GEは、電気モーターや発電機、コンバーター、トランスミッション、および電力制御システムなどの専門知識をもとに、何年もかけてこのテストベッドの電力システムを開発してきました。

今回実施されたGEのハイブリッド電気推進システムのテストは、引き続き今後もNASAの電動パワートレイン飛行実証(EPFD: Electrified Powertrain Flight Demonstration)プロジェクトの一翼となります。

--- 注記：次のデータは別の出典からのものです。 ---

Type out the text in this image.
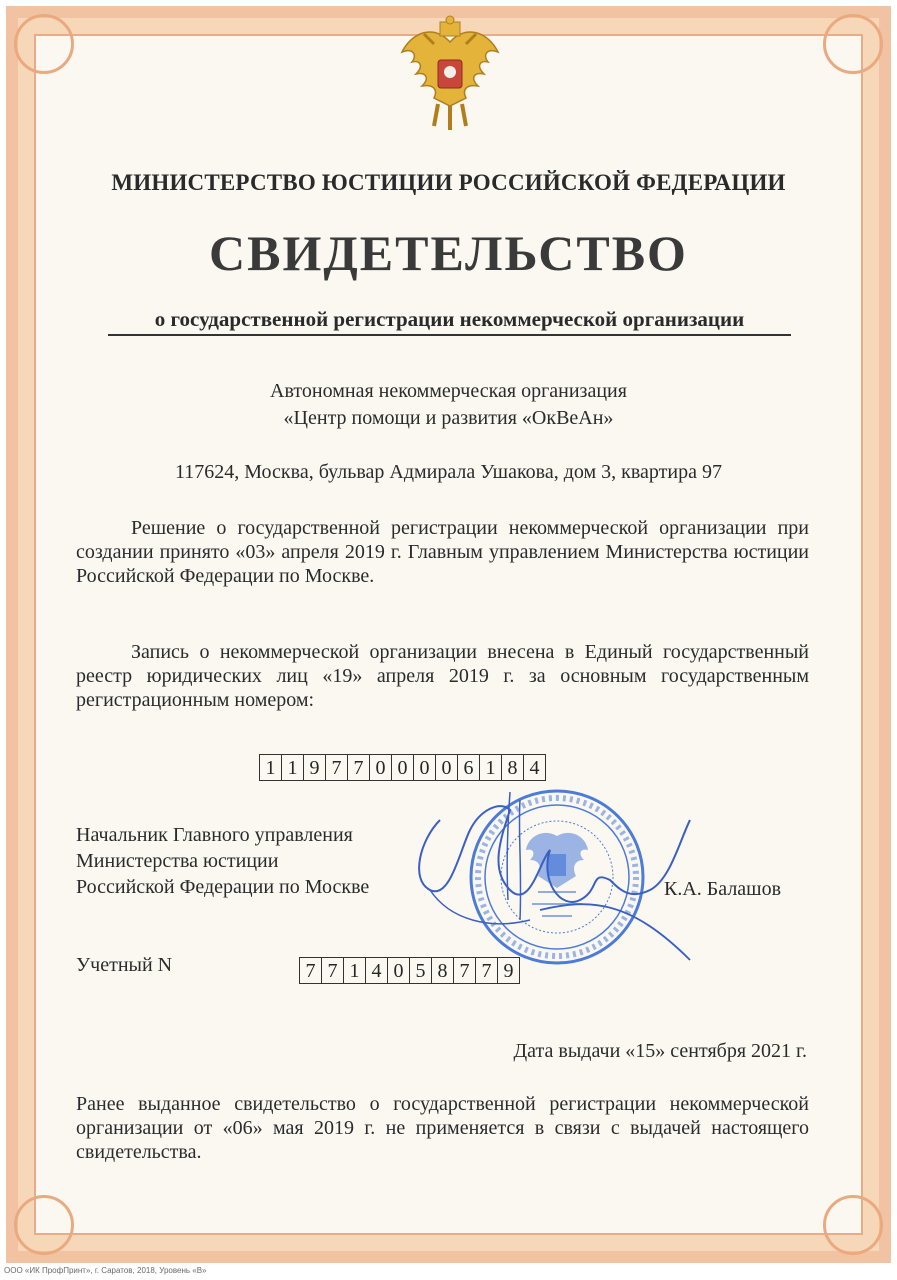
МИНИСТЕРСТВО ЮСТИЦИИ РОССИЙСКОЙ ФЕДЕРАЦИИ

СВИДЕТЕЛЬСТВО

о государственной регистрации некоммерческой организации

Автономная некоммерческая организация

«Центр помощи и развития «ОкВеАн»

117624, Москва, бульвар Адмирала Ушакова, дом 3, квартира 97

Решение о государственной регистрации некоммерческой организации при создании принято «03» апреля 2019 г. Главным управлением Министерства юстиции Российской Федерации по Москве.

Запись о некоммерческой организации внесена в Единый государственный реестр юридических лиц «19» апреля 2019 г. за основным государственным регистрационным номером:

1 1 9 7 7 0 0 0 0 6 1 8 4
Начальник Главного управления
Министерства юстиции
Российской Федерации по Москве	К.А. Балашов

Учетный N	7 7 1 4 0 5 8 7 7 9

Дата выдачи «15» сентября 2021 г.

Ранее выданное свидетельство о государственной регистрации некоммерческой организации от «06» мая 2019 г. не применяется в связи с выдачей настоящего свидетельства.

ООО «ИК ПрофПринт», г. Саратов, 2018, Уровень «В»
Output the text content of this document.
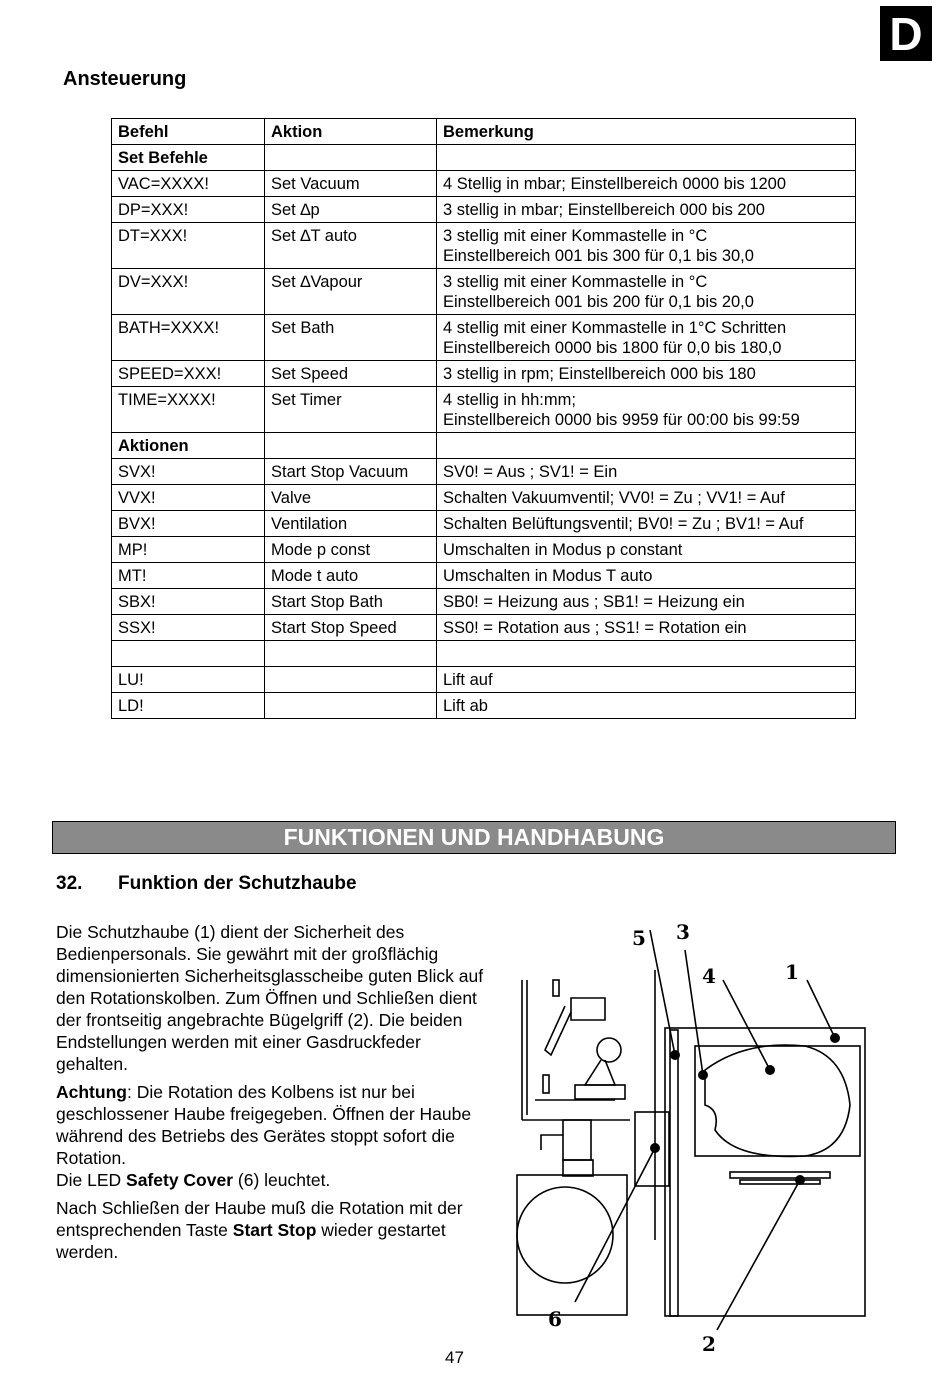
D
Ansteuerung
Befehl	Aktion	Bemerkung
Set Befehle		
VAC=XXXX!	Set Vacuum	4 Stellig in mbar; Einstellbereich 0000 bis 1200
DP=XXX!	Set ∆p	3 stellig in mbar; Einstellbereich 000 bis 200
DT=XXX!	Set ∆T auto	3 stellig mit einer Kommastelle in °C
Einstellbereich 001 bis 300 für 0,1 bis 30,0
DV=XXX!	Set ∆Vapour	3 stellig mit einer Kommastelle in °C
Einstellbereich 001 bis 200 für 0,1 bis 20,0
BATH=XXXX!	Set Bath	4 stellig mit einer Kommastelle in 1°C Schritten
Einstellbereich 0000 bis 1800 für 0,0 bis 180,0
SPEED=XXX!	Set Speed	3 stellig in rpm; Einstellbereich 000 bis 180
TIME=XXXX!	Set Timer	4 stellig in hh:mm;
Einstellbereich 0000 bis 9959 für 00:00 bis 99:59
Aktionen		
SVX!	Start Stop Vacuum	SV0! = Aus ; SV1! = Ein
VVX!	Valve	Schalten Vakuumventil; VV0! = Zu ; VV1! = Auf
BVX!	Ventilation	Schalten Belüftungsventil; BV0! = Zu ; BV1! = Auf
MP!	Mode p const	Umschalten in Modus p constant
MT!	Mode t auto	Umschalten in Modus T auto
SBX!	Start Stop Bath	SB0! = Heizung aus ; SB1! = Heizung ein
SSX!	Start Stop Speed	SS0! = Rotation aus ; SS1! = Rotation ein

LU!		Lift auf
LD!		Lift ab
FUNKTIONEN UND HANDHABUNG
32. Funktion der Schutzhaube

Die Schutzhaube (1) dient der Sicherheit des Bedienpersonals. Sie gewährt mit der großflächig dimensionierten Sicherheitsglasscheibe guten Blick auf den Rotationskolben. Zum Öffnen und Schließen dient der frontseitig angebrachte Bügelgriff (2). Die beiden Endstellungen werden mit einer Gasdruckfeder gehalten.

Achtung: Die Rotation des Kolbens ist nur bei geschlossener Haube freigegeben. Öffnen der Haube während des Betriebs des Gerätes stoppt sofort die Rotation.
Die LED Safety Cover (6) leuchtet.

Nach Schließen der Haube muß die Rotation mit der entsprechenden Taste Start Stop wieder gestartet werden.

5 3
4	1
6
2
47
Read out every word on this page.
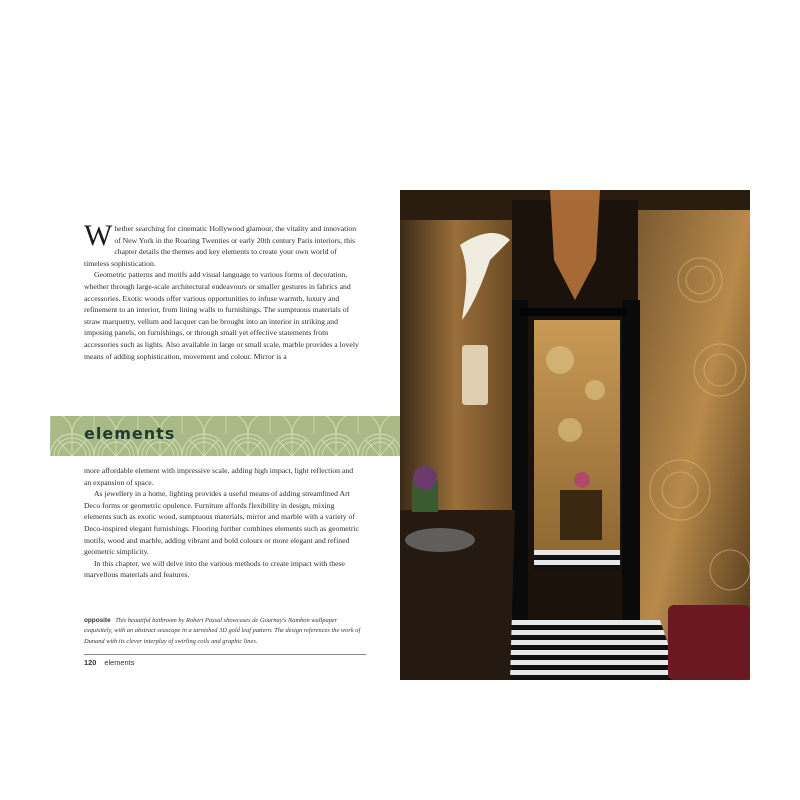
Whether searching for cinematic Hollywood glamour, the vitality and innovation of New York in the Roaring Twenties or early 20th century Paris interiors, this chapter details the themes and key elements to create your own world of timeless sophistication.

Geometric patterns and motifs add visual language to various forms of decoration, whether through large-scale architectural endeavours or smaller gestures in fabrics and accessories. Exotic woods offer various opportunities to infuse warmth, luxury and refinement to an interior, from lining walls to furnishings. The sumptuous materials of straw marquetry, vellum and lacquer can be brought into an interior in striking and imposing panels, on furnishings, or through small yet effective statements from accessories such as lights. Also available in large or small scale, marble provides a lovely means of adding sophistication, movement and colour. Mirror is a

elements

more affordable element with impressive scale, adding high impact, light reflection and an expansion of space.

As jewellery in a home, lighting provides a useful means of adding streamlined Art Deco forms or geometric opulence. Furniture affords flexibility in design, mixing elements such as exotic wood, sumptuous materials, mirror and marble with a variety of Deco-inspired elegant furnishings. Flooring further combines elements such as geometric motifs, wood and marble, adding vibrant and bold colours or more elegant and refined geometric simplicity.

In this chapter, we will delve into the various methods to create impact with these marvellous materials and features.

opposite This beautiful bathroom by Robert Passal showcases de Gournay's Nambon wallpaper exquisitely, with an abstract seascape in a tarnished 3D gold leaf pattern. The design references the work of Dunand with its clever interplay of swirling coils and graphic lines.
120 elements
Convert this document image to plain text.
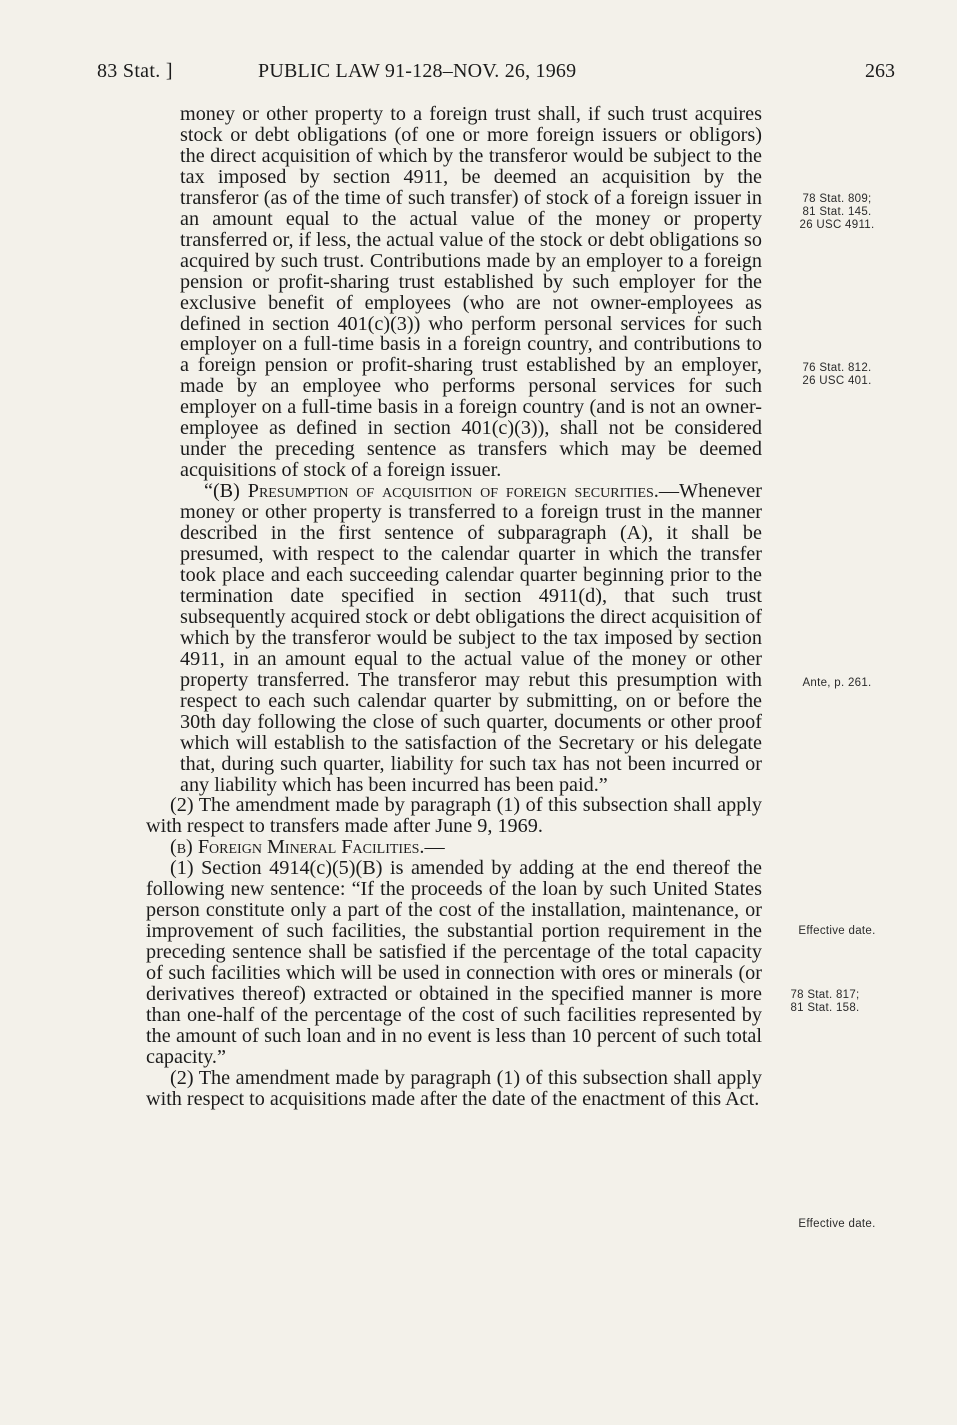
83 Stat. ]	PUBLIC LAW 91-128–NOV. 26, 1969	263

money or other property to a foreign trust shall, if such trust acquires stock or debt obligations (of one or more foreign issuers or obligors) the direct acquisition of which by the transferor would be subject to the tax imposed by section 4911, be deemed an acquisition by the transferor (as of the time of such transfer) of stock of a foreign issuer in an amount equal to the actual value of the money or property transferred or, if less, the actual value of the stock or debt obligations so acquired by such trust. Contributions made by an employer to a foreign pension or profit-sharing trust established by such employer for the exclusive benefit of employees (who are not owner-employees as defined in section 401(c)(3)) who perform personal services for such employer on a full-time basis in a foreign country, and contributions to a foreign pension or profit-sharing trust established by an employer, made by an employee who performs personal services for such employer on a full-time basis in a foreign country (and is not an owner-employee as defined in section 401(c)(3)), shall not be considered under the preceding sentence as transfers which may be deemed acquisitions of stock of a foreign issuer.

“(B) Presumption of acquisition of foreign securities.—Whenever money or other property is transferred to a foreign trust in the manner described in the first sentence of subparagraph (A), it shall be presumed, with respect to the calendar quarter in which the transfer took place and each succeeding calendar quarter beginning prior to the termination date specified in section 4911(d), that such trust subsequently acquired stock or debt obligations the direct acquisition of which by the transferor would be subject to the tax imposed by section 4911, in an amount equal to the actual value of the money or other property transferred. The transferor may rebut this presumption with respect to each such calendar quarter by submitting, on or before the 30th day following the close of such quarter, documents or other proof which will establish to the satisfaction of the Secretary or his delegate that, during such quarter, liability for such tax has not been incurred or any liability which has been incurred has been paid.”

(2) The amendment made by paragraph (1) of this subsection shall apply with respect to transfers made after June 9, 1969.

(b) Foreign Mineral Facilities.—

(1) Section 4914(c)(5)(B) is amended by adding at the end thereof the following new sentence: “If the proceeds of the loan by such United States person constitute only a part of the cost of the installation, maintenance, or improvement of such facilities, the substantial portion requirement in the preceding sentence shall be satisfied if the percentage of the total capacity of such facilities which will be used in connection with ores or minerals (or derivatives thereof) extracted or obtained in the specified manner is more than one-half of the percentage of the cost of such facilities represented by the amount of such loan and in no event is less than 10 percent of such total capacity.”

(2) The amendment made by paragraph (1) of this subsection shall apply with respect to acquisitions made after the date of the enactment of this Act.

78 Stat. 809;
81 Stat. 145.
26 USC 4911.
76 Stat. 812.
26 USC 401.
Ante, p. 261.
Effective date.
78 Stat. 817;
81 Stat. 158.
Effective date.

次の段階として、GEは、ボーイングの子会社であるオーロラ・フライト・サイエンス社(Aurora Flight Sciences)と協力し、GE製CT7エンジンを搭載したターボプロップ機「サーブ340B」で今回のシステムのテスト飛行を実施する予定になっています。ボーイングのブライアン・ユトコ(Bryan Yutko)サステナビリティおよびフューチャーモビリティ担当バイスプレジデント兼チーフエンジニアは、今回のテストが完了したことは「出発点となる重要な成果」と評価しています。

近い将来、世界的に急成長している民間航空機フリートの70%をナローボディ機が占めるようになる可能性があります。一方、世界のCO2排出量のうち、航空産業が占める割合はおよそ2.5%とされています。ハイブリッド電気推進テクノロジーを活用することはこの比率を低減することができると見込まれています。

さらに、ハイブリッド電気推進テクノロジーは持続可能な航空燃料(Sustainable Aviation Fuel:SAF)や水素、そしてオープンローター方式エンジンのような新しく設計された高効率エンジンとも相性が良いとされています。